Hors intérim, l'emploi salarié privé dépasse son niveau d'avant-crise dans tous les secteurs sauf l'industrie, où il reste inférieur de -1,2% par rapport à fin 2019 (-38.200 emplois). Dans le tertiaire marchand hors intérim, secteur très marqué par les mesures de restrictions sanitaires, il dépasse son niveau de fin 2019 de 1,3% (soit +154.300 emplois).

Dans la construction, l'emploi salarié privé se stabilise (0%), mais reste largement au-dessus de son niveau d'avant-crise: +4,5% (+65.000). Enfin, dans le tertiaire non marchand, il baisse légèrement au 4e trimestre (-0,2%), dépassant de 2% son niveau de fin 2019 (+49.900).

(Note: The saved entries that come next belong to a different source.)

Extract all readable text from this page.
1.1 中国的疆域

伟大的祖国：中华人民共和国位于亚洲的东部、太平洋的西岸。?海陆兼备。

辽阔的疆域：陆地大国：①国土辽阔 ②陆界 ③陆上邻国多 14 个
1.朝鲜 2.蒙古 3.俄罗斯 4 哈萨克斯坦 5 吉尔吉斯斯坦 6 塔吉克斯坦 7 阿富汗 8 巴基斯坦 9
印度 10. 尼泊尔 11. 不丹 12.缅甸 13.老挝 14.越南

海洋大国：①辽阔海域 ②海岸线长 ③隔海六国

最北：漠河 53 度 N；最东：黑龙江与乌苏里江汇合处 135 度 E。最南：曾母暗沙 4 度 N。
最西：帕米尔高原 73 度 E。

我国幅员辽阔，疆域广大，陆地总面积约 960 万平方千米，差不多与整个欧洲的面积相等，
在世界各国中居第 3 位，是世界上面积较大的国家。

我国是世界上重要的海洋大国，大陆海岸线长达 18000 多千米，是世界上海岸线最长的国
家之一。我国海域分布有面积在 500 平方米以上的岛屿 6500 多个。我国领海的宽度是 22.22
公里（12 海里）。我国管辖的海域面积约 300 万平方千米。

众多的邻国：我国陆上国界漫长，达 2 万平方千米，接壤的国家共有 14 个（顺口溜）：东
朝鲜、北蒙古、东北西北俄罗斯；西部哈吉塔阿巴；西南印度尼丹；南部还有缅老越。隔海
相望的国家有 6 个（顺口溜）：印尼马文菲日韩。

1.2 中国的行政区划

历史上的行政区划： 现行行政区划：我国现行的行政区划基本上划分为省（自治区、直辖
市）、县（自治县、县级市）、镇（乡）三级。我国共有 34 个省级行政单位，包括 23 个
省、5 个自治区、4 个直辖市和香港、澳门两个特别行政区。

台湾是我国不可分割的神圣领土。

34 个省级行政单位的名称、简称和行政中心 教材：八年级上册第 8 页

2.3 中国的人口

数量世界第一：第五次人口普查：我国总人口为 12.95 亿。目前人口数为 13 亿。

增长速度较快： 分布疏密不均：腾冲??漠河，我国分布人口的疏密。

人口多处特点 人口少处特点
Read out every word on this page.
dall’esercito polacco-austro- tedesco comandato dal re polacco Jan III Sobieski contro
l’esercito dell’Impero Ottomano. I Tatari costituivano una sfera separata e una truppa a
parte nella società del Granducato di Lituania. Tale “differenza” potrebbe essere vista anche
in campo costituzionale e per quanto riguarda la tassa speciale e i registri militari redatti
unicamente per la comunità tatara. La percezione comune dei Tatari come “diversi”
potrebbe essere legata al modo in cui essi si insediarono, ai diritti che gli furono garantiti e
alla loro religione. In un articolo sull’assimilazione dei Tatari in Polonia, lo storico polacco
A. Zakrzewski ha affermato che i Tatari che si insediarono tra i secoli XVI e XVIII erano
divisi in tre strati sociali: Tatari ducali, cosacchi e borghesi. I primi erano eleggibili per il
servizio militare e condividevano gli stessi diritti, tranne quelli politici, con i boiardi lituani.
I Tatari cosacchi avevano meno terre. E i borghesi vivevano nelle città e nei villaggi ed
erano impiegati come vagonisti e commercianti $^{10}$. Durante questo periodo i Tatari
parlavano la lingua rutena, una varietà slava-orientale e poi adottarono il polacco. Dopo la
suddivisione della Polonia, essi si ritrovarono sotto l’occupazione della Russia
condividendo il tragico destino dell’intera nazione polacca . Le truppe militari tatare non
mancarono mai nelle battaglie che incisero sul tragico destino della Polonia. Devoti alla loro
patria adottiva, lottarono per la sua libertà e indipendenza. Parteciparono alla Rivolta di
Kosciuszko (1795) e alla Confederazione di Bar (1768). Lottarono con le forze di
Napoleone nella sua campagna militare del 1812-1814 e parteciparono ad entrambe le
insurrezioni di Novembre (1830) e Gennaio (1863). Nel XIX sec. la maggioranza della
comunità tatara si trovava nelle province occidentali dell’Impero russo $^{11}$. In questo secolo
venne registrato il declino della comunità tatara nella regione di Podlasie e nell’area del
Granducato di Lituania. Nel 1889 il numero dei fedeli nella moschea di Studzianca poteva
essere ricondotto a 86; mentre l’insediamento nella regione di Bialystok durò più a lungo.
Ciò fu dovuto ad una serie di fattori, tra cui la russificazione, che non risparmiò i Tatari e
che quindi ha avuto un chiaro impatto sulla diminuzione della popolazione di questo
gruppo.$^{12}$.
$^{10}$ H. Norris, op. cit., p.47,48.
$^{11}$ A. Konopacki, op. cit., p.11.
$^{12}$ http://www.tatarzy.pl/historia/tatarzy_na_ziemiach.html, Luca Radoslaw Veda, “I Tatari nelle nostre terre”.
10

Pour la suite, un ralentissement est "probable", selon M. Larrieu. Mathieu Plane souligne qu'avoir un niveau d'emploi salarié privé "300.000 au dessus de son niveau d'avant-crise, est une très bonne performance", mais note que "ça interroge sur le contenu en emploi". Dans la construction, exemple "le plus frappant", le niveau d'emploi a ainsi augmenté de 4,5% et la valeur ajoutée de seulement 1,4%, ce qui traduit "des pertes de productivité", explique-t-il.

"On a du mal à retrouver nos petits. Il y a une forme de déconnexion dans certains secteurs entre le niveau de valeur ajoutée et l'emploi", insiste l'économiste.

Il évoque plusieurs explications possibles: des dispositifs d'aide assez généreux dans certains secteurs ayant favorisé les embauches, le fait que les contraintes sanitaires désorganisent les entreprises et font qu'il y a "besoin de plus de personnes pour faire la même chose", ou encore que les tensions sur le marché du travail font que les entreprises conservent des emplois "par précaution".

Et de souligner que "la question pour l'après, est: est-ce que les entreprises vont chercher à récupérer cette perte de productivité?".